Latest attacks suggest the terrorist group, though dispersed, is waging local strikes.
Al Qaeda is far from gone, terrorism experts warn. The new attacks being waged from the bombings in Bali and on the French tanker in Yemen to the shootings of marines in Kuwait show the terror network is reconstituting itself, entering a new phase in which attacks are smaller in scale and aimed at "softer" targets.
The group's leaders and its hard-core members somewhere between 250 to 300 have been killed, captured, or pushed from Afghanistan. But the thousands of foot soldiers who went through Al Qaeda training camps are disbursed throughout the world waiting for signals to strike.
Those signals were sent, some experts and US officials say, through recent messages by Al Qaeda leaders Osama bin Laden and Ayman Al Zawahiri that were broadcast by Al Jazeera TV throughout the Muslim world.

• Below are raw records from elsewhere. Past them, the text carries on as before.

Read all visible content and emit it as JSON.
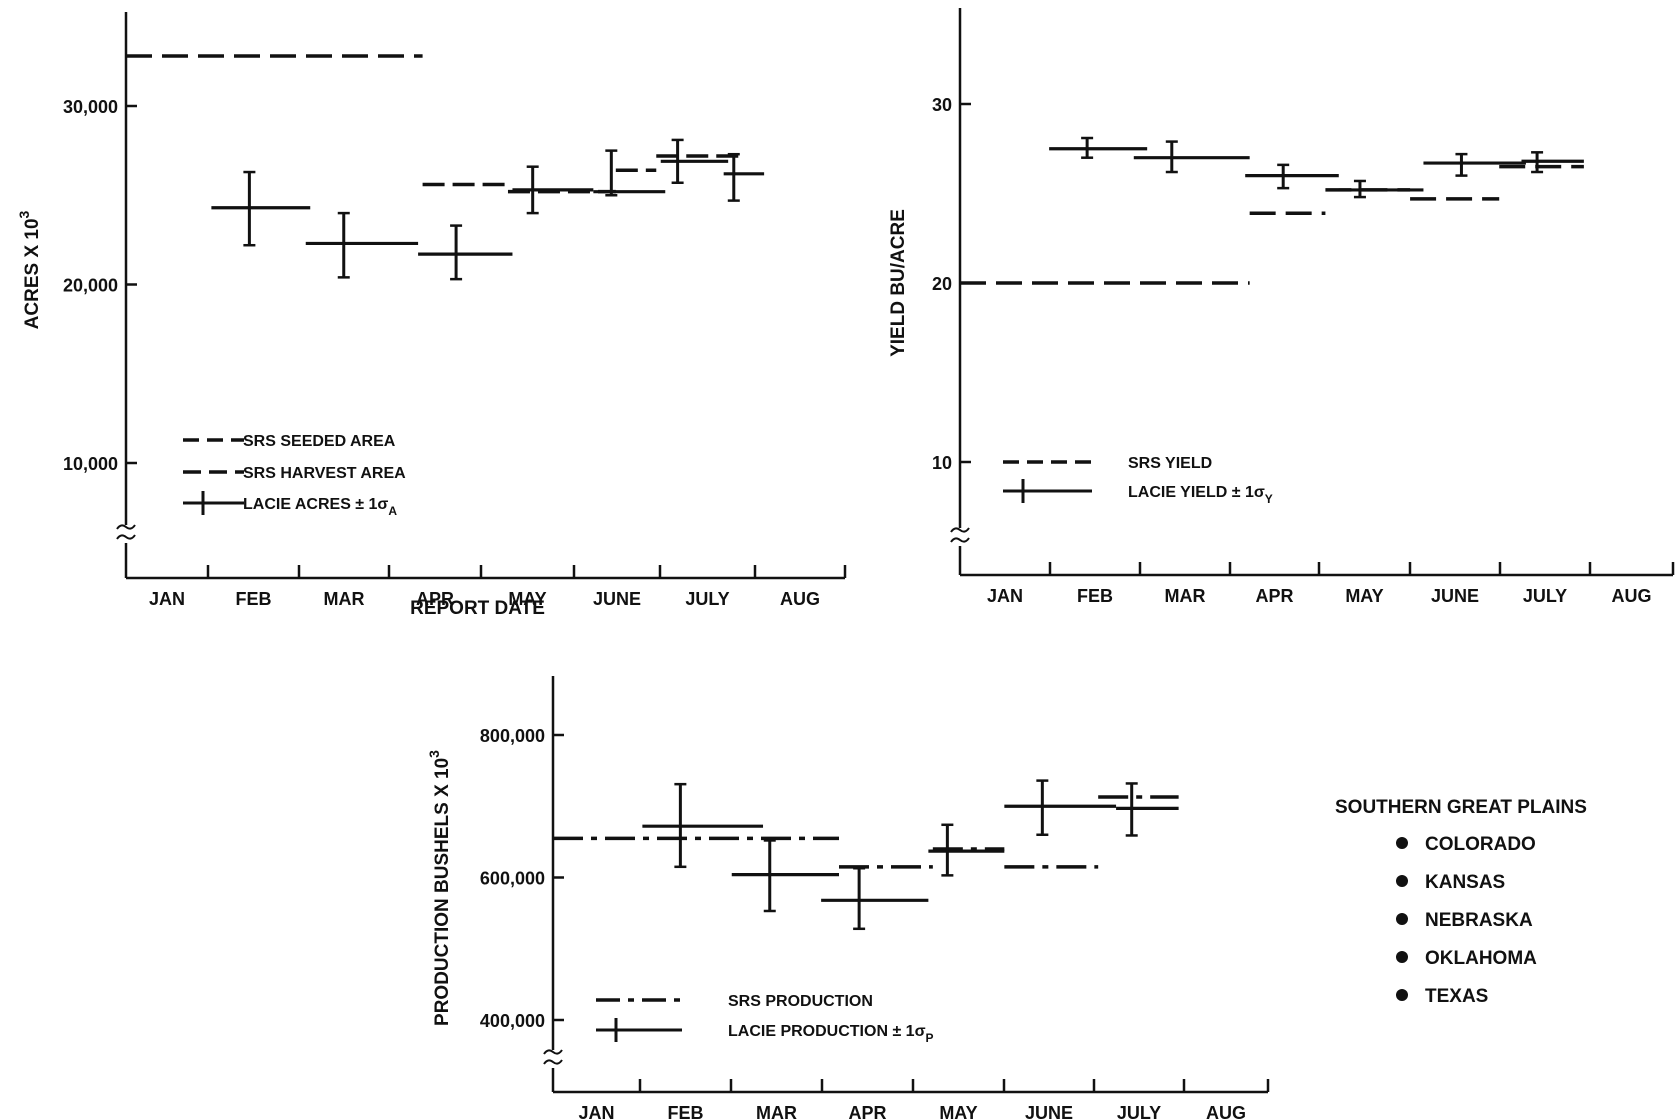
{
  "region": {
    "title": "SOUTHERN GREAT PLAINS",
    "states": [
      "COLORADO",
      "KANSAS",
      "NEBRASKA",
      "OKLAHOMA",
      "TEXAS"
    ]
  },
  "chart_data": [
    {
      "id": "acres",
      "type": "line",
      "ylabel": "ACRES X 10",
      "ylabel_sup": "3",
      "xlabel": "REPORT DATE",
      "categories": [
        "JAN",
        "FEB",
        "MAR",
        "APR",
        "MAY",
        "JUNE",
        "JULY",
        "AUG"
      ],
      "ytick_labels": [
        "30,000",
        "20,000",
        "10,000"
      ],
      "ytick_values": [
        30000,
        20000,
        10000
      ],
      "ylim": [
        5000,
        35000
      ],
      "legend": [
        {
          "label": "SRS SEEDED AREA"
        },
        {
          "label": "SRS HARVEST AREA"
        },
        {
          "label": "LACIE ACRES ± 1σ",
          "sub": "A"
        }
      ],
      "srs_seeded": [
        {
          "x0": 0,
          "x1": 3.3,
          "y": 32800
        }
      ],
      "srs_harvest": [
        {
          "x0": 3.3,
          "x1": 4.25,
          "y": 25600
        },
        {
          "x0": 4.25,
          "x1": 5.45,
          "y": 25200
        },
        {
          "x0": 5.45,
          "x1": 5.9,
          "y": 26400
        },
        {
          "x0": 5.9,
          "x1": 6.9,
          "y": 27200
        }
      ],
      "lacie": [
        {
          "x0": 0.95,
          "x1": 2.05,
          "y": 24300,
          "ci": [
            22200,
            26300
          ]
        },
        {
          "x0": 2.0,
          "x1": 3.25,
          "y": 22300,
          "ci": [
            20400,
            24000
          ]
        },
        {
          "x0": 3.25,
          "x1": 4.3,
          "y": 21700,
          "ci": [
            20300,
            23300
          ]
        },
        {
          "x0": 4.3,
          "x1": 5.2,
          "y": 25300,
          "ci": [
            24000,
            26600
          ]
        },
        {
          "x0": 5.2,
          "x1": 6.0,
          "y": 25200,
          "ci": [
            25000,
            27500
          ]
        },
        {
          "x0": 5.95,
          "x1": 6.7,
          "y": 26900,
          "ci": [
            25700,
            28100
          ]
        },
        {
          "x0": 6.65,
          "x1": 7.1,
          "y": 26200,
          "ci": [
            24700,
            27300
          ]
        }
      ]
    },
    {
      "id": "yield",
      "type": "line",
      "ylabel": "YIELD BU/ACRE",
      "xlabel": "",
      "categories": [
        "JAN",
        "FEB",
        "MAR",
        "APR",
        "MAY",
        "JUNE",
        "JULY",
        "AUG"
      ],
      "ytick_labels": [
        "30",
        "20",
        "10"
      ],
      "ytick_values": [
        30,
        20,
        10
      ],
      "ylim": [
        5,
        35
      ],
      "legend": [
        {
          "label": "SRS YIELD"
        },
        {
          "label": "LACIE YIELD ± 1σ",
          "sub": "Y"
        }
      ],
      "srs_yield": [
        {
          "x0": 0,
          "x1": 3.25,
          "y": 20.0
        },
        {
          "x0": 3.25,
          "x1": 4.1,
          "y": 23.9
        },
        {
          "x0": 4.1,
          "x1": 5.05,
          "y": 25.2
        },
        {
          "x0": 5.05,
          "x1": 6.05,
          "y": 24.7
        },
        {
          "x0": 6.05,
          "x1": 7.0,
          "y": 26.5
        }
      ],
      "lacie": [
        {
          "x0": 1.0,
          "x1": 2.1,
          "y": 27.5,
          "ci": [
            27.0,
            28.1
          ]
        },
        {
          "x0": 1.95,
          "x1": 3.25,
          "y": 27.0,
          "ci": [
            26.2,
            27.9
          ]
        },
        {
          "x0": 3.2,
          "x1": 4.25,
          "y": 26.0,
          "ci": [
            25.3,
            26.6
          ]
        },
        {
          "x0": 4.25,
          "x1": 5.2,
          "y": 25.2,
          "ci": [
            24.8,
            25.7
          ]
        },
        {
          "x0": 5.2,
          "x1": 6.35,
          "y": 26.7,
          "ci": [
            26.0,
            27.2
          ]
        },
        {
          "x0": 6.3,
          "x1": 7.0,
          "y": 26.8,
          "ci": [
            26.2,
            27.3
          ]
        }
      ]
    },
    {
      "id": "production",
      "type": "line",
      "ylabel": "PRODUCTION BUSHELS X 10",
      "ylabel_sup": "3",
      "xlabel": "",
      "categories": [
        "JAN",
        "FEB",
        "MAR",
        "APR",
        "MAY",
        "JUNE",
        "JULY",
        "AUG"
      ],
      "ytick_labels": [
        "800,000",
        "600,000",
        "400,000"
      ],
      "ytick_values": [
        800000,
        600000,
        400000
      ],
      "ylim": [
        320000,
        860000
      ],
      "legend": [
        {
          "label": "SRS PRODUCTION"
        },
        {
          "label": "LACIE PRODUCTION ± 1σ",
          "sub": "P"
        }
      ],
      "srs_production": [
        {
          "x0": 0,
          "x1": 3.2,
          "y": 655000
        },
        {
          "x0": 3.2,
          "x1": 4.25,
          "y": 615000
        },
        {
          "x0": 4.25,
          "x1": 5.05,
          "y": 640000
        },
        {
          "x0": 5.05,
          "x1": 6.1,
          "y": 615000
        },
        {
          "x0": 6.1,
          "x1": 7.0,
          "y": 713000
        }
      ],
      "lacie": [
        {
          "x0": 1.0,
          "x1": 2.35,
          "y": 672000,
          "ci": [
            615000,
            731000
          ]
        },
        {
          "x0": 2.0,
          "x1": 3.2,
          "y": 604000,
          "ci": [
            553000,
            652000
          ]
        },
        {
          "x0": 3.0,
          "x1": 4.2,
          "y": 568000,
          "ci": [
            528000,
            613000
          ]
        },
        {
          "x0": 4.2,
          "x1": 5.05,
          "y": 637000,
          "ci": [
            603000,
            674000
          ]
        },
        {
          "x0": 5.05,
          "x1": 6.3,
          "y": 700000,
          "ci": [
            660000,
            736000
          ]
        },
        {
          "x0": 6.3,
          "x1": 7.0,
          "y": 697000,
          "ci": [
            659000,
            732000
          ]
        }
      ]
    }
  ]
}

The new attacks underscore that these foot soldiers and their loosely affiliated terror groups have been able to coalesce in other countries and put together the manpower and materiel to wage more attacks.
That makes it all the more crucial, experts say, for the US not only to break up the group's leadership, but to continue to pull in Southeast Asian and Middle Eastern countries in political partnerships to combat the terror group.

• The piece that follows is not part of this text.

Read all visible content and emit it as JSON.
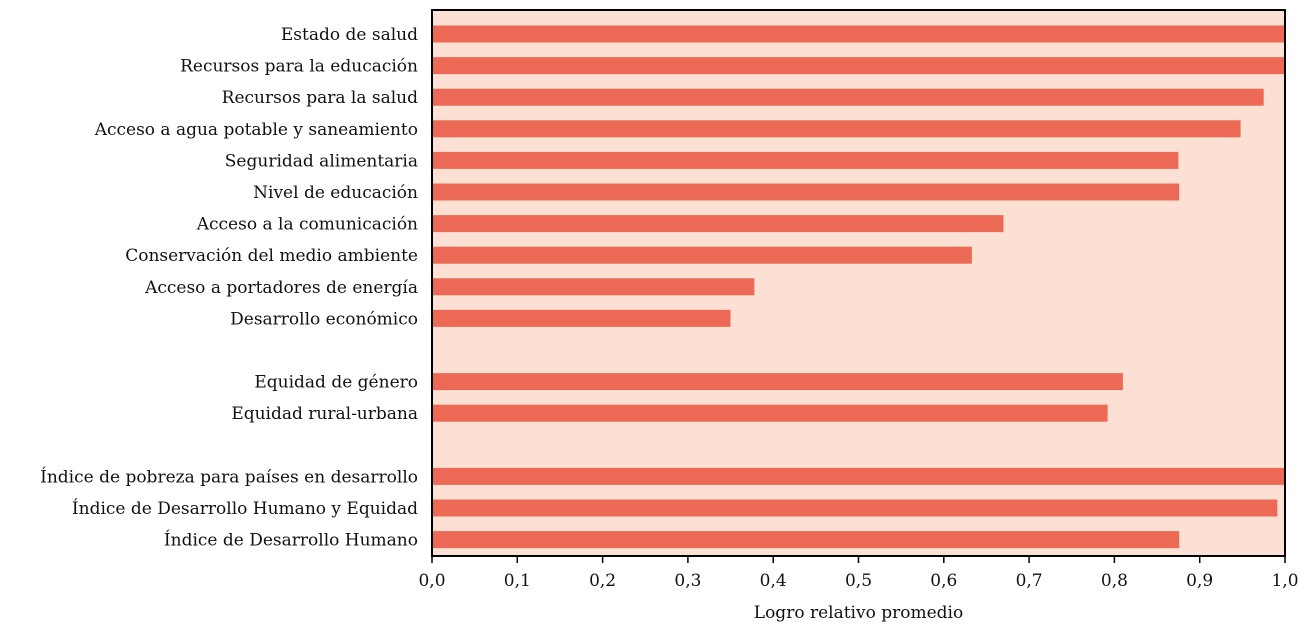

"As long as the leadership is alive, they can give strategic and tactical directions," says Rohan Gunaratna, an expert on terrorism at St. Andrews University in Scotland. "The US has been largely fighting this war militarily. It needs to develop a multidimensional approach, pulling in more Southeast Asian and Middle Eastern countries."

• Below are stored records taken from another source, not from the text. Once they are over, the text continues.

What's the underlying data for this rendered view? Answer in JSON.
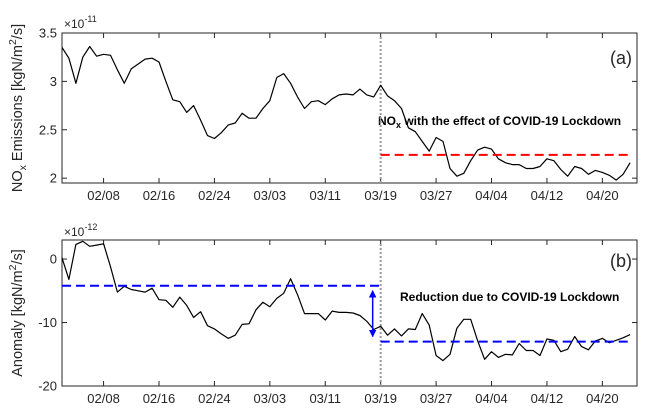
{
  "chart_data": [
    {
      "type": "line",
      "panel_label": "(a)",
      "ylabel": {
        "main": "NO",
        "sub": "x",
        "rest": " Emissions [kgN/m",
        "sup": "2",
        "end": "/s]"
      },
      "y_exponent": {
        "base": "×10",
        "power": "-11"
      },
      "ylim": [
        1.95,
        3.5
      ],
      "y_ticks": [
        2,
        2.5,
        3,
        3.5
      ],
      "y_tick_labels": [
        "2",
        "2.5",
        "3",
        "3.5"
      ],
      "xlim": [
        0,
        83
      ],
      "x_ticks": [
        6,
        14,
        22,
        30,
        38,
        46,
        54,
        62,
        70,
        78
      ],
      "x_tick_labels": [
        "02/08",
        "02/16",
        "02/24",
        "03/03",
        "03/11",
        "03/19",
        "03/27",
        "04/04",
        "04/12",
        "04/20"
      ],
      "lockdown_day": 46,
      "series": [
        {
          "color": "#000000",
          "x": [
            0,
            1,
            2,
            3,
            4,
            5,
            6,
            7,
            8,
            9,
            10,
            11,
            12,
            13,
            14,
            15,
            16,
            17,
            18,
            19,
            20,
            21,
            22,
            23,
            24,
            25,
            26,
            27,
            28,
            29,
            30,
            31,
            32,
            33,
            34,
            35,
            36,
            37,
            38,
            39,
            40,
            41,
            42,
            43,
            44,
            45,
            46,
            47,
            48,
            49,
            50,
            51,
            52,
            53,
            54,
            55,
            56,
            57,
            58,
            59,
            60,
            61,
            62,
            63,
            64,
            65,
            66,
            67,
            68,
            69,
            70,
            71,
            72,
            73,
            74,
            75,
            76,
            77,
            78,
            79,
            80,
            81,
            82
          ],
          "values": [
            3.35,
            3.24,
            2.98,
            3.25,
            3.36,
            3.26,
            3.28,
            3.27,
            3.12,
            2.98,
            3.13,
            3.18,
            3.23,
            3.24,
            3.2,
            3.0,
            2.81,
            2.79,
            2.68,
            2.75,
            2.6,
            2.44,
            2.41,
            2.47,
            2.55,
            2.57,
            2.67,
            2.62,
            2.62,
            2.72,
            2.8,
            3.04,
            3.08,
            2.98,
            2.84,
            2.72,
            2.79,
            2.8,
            2.76,
            2.82,
            2.86,
            2.87,
            2.86,
            2.92,
            2.86,
            2.84,
            2.96,
            2.85,
            2.8,
            2.72,
            2.52,
            2.48,
            2.38,
            2.28,
            2.42,
            2.38,
            2.1,
            2.02,
            2.05,
            2.18,
            2.29,
            2.32,
            2.3,
            2.2,
            2.16,
            2.14,
            2.14,
            2.1,
            2.1,
            2.12,
            2.2,
            2.18,
            2.09,
            2.02,
            2.12,
            2.1,
            2.04,
            2.08,
            2.06,
            2.03,
            1.98,
            2.04,
            2.16
          ]
        },
        {
          "name": "NOx with the effect of COVID-19 Lockdown",
          "color": "#ff0000",
          "dashed": true,
          "x": [
            46,
            82
          ],
          "values": [
            2.24,
            2.24
          ]
        }
      ],
      "annotation": {
        "main": "NO",
        "sub": "x",
        "rest": " with the effect of COVID-19 Lockdown"
      }
    },
    {
      "type": "line",
      "panel_label": "(b)",
      "ylabel": {
        "main": "Anomaly [kgN/m",
        "sup": "2",
        "end": "/s]"
      },
      "y_exponent": {
        "base": "×10",
        "power": "-12"
      },
      "ylim": [
        -20,
        3
      ],
      "y_ticks": [
        -20,
        -10,
        0
      ],
      "y_tick_labels": [
        "-20",
        "-10",
        "0"
      ],
      "xlim": [
        0,
        83
      ],
      "x_ticks": [
        6,
        14,
        22,
        30,
        38,
        46,
        54,
        62,
        70,
        78
      ],
      "x_tick_labels": [
        "02/08",
        "02/16",
        "02/24",
        "03/03",
        "03/11",
        "03/19",
        "03/27",
        "04/04",
        "04/12",
        "04/20"
      ],
      "lockdown_day": 46,
      "series": [
        {
          "color": "#000000",
          "x": [
            0,
            1,
            2,
            3,
            4,
            5,
            6,
            7,
            8,
            9,
            10,
            11,
            12,
            13,
            14,
            15,
            16,
            17,
            18,
            19,
            20,
            21,
            22,
            23,
            24,
            25,
            26,
            27,
            28,
            29,
            30,
            31,
            32,
            33,
            34,
            35,
            36,
            37,
            38,
            39,
            40,
            41,
            42,
            43,
            44,
            45,
            46,
            47,
            48,
            49,
            50,
            51,
            52,
            53,
            54,
            55,
            56,
            57,
            58,
            59,
            60,
            61,
            62,
            63,
            64,
            65,
            66,
            67,
            68,
            69,
            70,
            71,
            72,
            73,
            74,
            75,
            76,
            77,
            78,
            79,
            80,
            81,
            82
          ],
          "values": [
            0.2,
            -3.2,
            2.3,
            2.8,
            2.0,
            2.2,
            2.4,
            -1.2,
            -5.2,
            -4.3,
            -4.8,
            -5.0,
            -5.2,
            -4.6,
            -6.4,
            -6.5,
            -7.6,
            -6.0,
            -7.3,
            -9.2,
            -8.3,
            -10.5,
            -11.0,
            -11.8,
            -12.5,
            -12.0,
            -10.3,
            -10.2,
            -8.0,
            -6.8,
            -7.5,
            -6.2,
            -5.4,
            -3.1,
            -5.6,
            -8.6,
            -8.6,
            -8.6,
            -9.6,
            -8.2,
            -8.4,
            -8.4,
            -8.5,
            -8.9,
            -9.8,
            -11.1,
            -10.6,
            -12.0,
            -11.0,
            -12.1,
            -11.0,
            -11.1,
            -8.6,
            -10.4,
            -15.2,
            -16.0,
            -15.0,
            -10.9,
            -9.5,
            -9.5,
            -12.9,
            -15.8,
            -14.6,
            -15.5,
            -15.0,
            -15.1,
            -13.3,
            -14.4,
            -14.4,
            -15.2,
            -12.6,
            -12.8,
            -14.6,
            -14.2,
            -12.2,
            -13.8,
            -14.3,
            -12.9,
            -12.5,
            -13.2,
            -12.8,
            -12.4,
            -11.9
          ]
        },
        {
          "color": "#0000ff",
          "dashed": true,
          "x": [
            0,
            46
          ],
          "values": [
            -4.2,
            -4.2
          ]
        },
        {
          "name": "Reduction due to COVID-19 Lockdown",
          "color": "#0000ff",
          "dashed": true,
          "x": [
            46,
            82
          ],
          "values": [
            -13.0,
            -13.0
          ]
        }
      ],
      "reduction_arrow": {
        "x": 46,
        "from": -4.2,
        "to": -13.0,
        "color": "#0000ff"
      },
      "annotation": {
        "text": "Reduction due to COVID-19 Lockdown"
      }
    }
  ]
}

Those are the countries where thousands of young men who passed through Al Qaeda training camps have gone. Al Qaeda began decentralizing, Dr. Gunarata says, soon after the 1998 bombings of the US embassies in Africa, when Pakistan pressed by the US began arresting members passing through.
But that diaspora greatly accelerated last October, after the US military campaign so successfully ended the rule of the Taliban regime that harbored Al Qaeda.
Today, there are basically three sets of Al Qaeda operatives. There is the greatly disrupted leadership on the run, but still apparently able to orchestrate attacks.
Then there are regional leaders who were sent out in the late 1990s by Al Qaeda. They head up regional groups like Jemaah Islamiyah, the radical Islamist group in Indonesia suspected of setting off the bomb in Bali.
Below that are thousands of foot soldiers from many nations Yemen, Saudi Arabia, Egypt, Algeria, Indonesia, the Philippines, Malaysia, and more. "These groups are sympathetic with Al Qaeda, but carry out operations on their own; they're freelancers," says Jim Walsh, an international security expert at Harvard University. "To put a perverse twist on it, you have groups thinking globally but acting locally."